The large, 12.3-megapixel sensors in the new phones are supposed to deliver strong low-light performance. The 5X has a 5-megapixel front-facing camera, while the one on the 6P is 8 megapixels. A double tap of the home button launches the camera even when the screen is dark.   

These phones support Marshmallow’s No Doze, which keeps the phones in standby mode using 30 percent less energy. Part of the way it works is by only maintaining the apps you use most on standby. The rest are shut down until you begin engaging the phone. Both phones, available exclusively on Google’s Play store in late October, will be sold unlocked and support the networks of most U.S. carriers.  The LG-made Nexus 5X, which starts at $379, has 5.2-inch (423ppi) display and a plastic casing. The Huawei-made Nexus 6P, which starts at $499, is 7.3mm thick and has an “aircraft-grade” aluminum case and a 5.7-inch display. Preorders begin today.

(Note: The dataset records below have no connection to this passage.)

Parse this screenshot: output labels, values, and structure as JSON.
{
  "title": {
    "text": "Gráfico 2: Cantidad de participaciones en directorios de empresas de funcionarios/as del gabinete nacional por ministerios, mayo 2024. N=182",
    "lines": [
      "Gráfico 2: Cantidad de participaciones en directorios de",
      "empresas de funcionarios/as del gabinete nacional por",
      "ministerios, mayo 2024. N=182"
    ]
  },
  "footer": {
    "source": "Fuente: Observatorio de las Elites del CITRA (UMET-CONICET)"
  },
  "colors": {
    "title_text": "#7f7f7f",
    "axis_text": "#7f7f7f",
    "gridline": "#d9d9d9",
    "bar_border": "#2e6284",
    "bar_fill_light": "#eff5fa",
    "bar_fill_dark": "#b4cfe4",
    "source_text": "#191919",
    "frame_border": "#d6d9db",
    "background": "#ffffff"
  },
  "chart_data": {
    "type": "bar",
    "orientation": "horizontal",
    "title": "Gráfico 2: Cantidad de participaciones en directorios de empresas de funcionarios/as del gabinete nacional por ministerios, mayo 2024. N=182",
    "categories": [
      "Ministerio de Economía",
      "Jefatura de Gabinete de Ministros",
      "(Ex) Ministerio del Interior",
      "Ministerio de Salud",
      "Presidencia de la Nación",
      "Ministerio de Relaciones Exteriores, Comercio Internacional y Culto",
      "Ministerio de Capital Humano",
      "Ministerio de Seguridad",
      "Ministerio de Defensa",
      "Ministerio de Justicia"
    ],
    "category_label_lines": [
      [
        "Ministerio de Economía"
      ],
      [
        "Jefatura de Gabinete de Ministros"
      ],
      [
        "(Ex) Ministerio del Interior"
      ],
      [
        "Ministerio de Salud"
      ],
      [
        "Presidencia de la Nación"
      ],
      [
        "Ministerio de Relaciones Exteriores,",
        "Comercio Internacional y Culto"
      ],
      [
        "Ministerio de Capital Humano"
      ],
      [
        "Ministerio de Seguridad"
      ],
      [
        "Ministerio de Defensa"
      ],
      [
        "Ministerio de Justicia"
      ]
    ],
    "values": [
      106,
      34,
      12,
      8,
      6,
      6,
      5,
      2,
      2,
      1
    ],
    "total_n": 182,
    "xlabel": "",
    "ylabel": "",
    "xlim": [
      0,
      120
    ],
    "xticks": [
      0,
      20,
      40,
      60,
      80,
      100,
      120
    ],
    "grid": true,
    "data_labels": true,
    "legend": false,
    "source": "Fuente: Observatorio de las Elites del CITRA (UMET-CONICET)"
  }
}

Tasty Marshmallow Features

Here are some notable features of Marshmallow, which will become available to many late-model Android phones beginning today.

App drawer. Apps in the app drawer are now stacked vertically, from A to Z, as they have been in the App manager. Instead of flipping across screens to access them, you’ll just have to scroll down one page. Typing the first few letters of the app should take you right to the app you want.

Frequently accessed apps. Android will not only show apps by how frequently you use them, but will also consider other factors, such as the time of day when you typically access them.

Google on Tap. Essentially, these are searches you can perform that consider the context of what you’re doing. For instance, if a friend sends you a text message from the Mets game, you can easily find out when the Mets score, their current league standing, or when they’ll play again—without leaving the message. You launch the feature by long-pressing the home button.

Sophisticated voice commands. Launching apps with your voice isn’t new, but now you’ll be able to get more specific about what you want the app to do. For instance, if you launch the National Public Radio app, the app will ask you which programs you’d like to listen to.        

We’ll have more on these phones when we get them in our labs.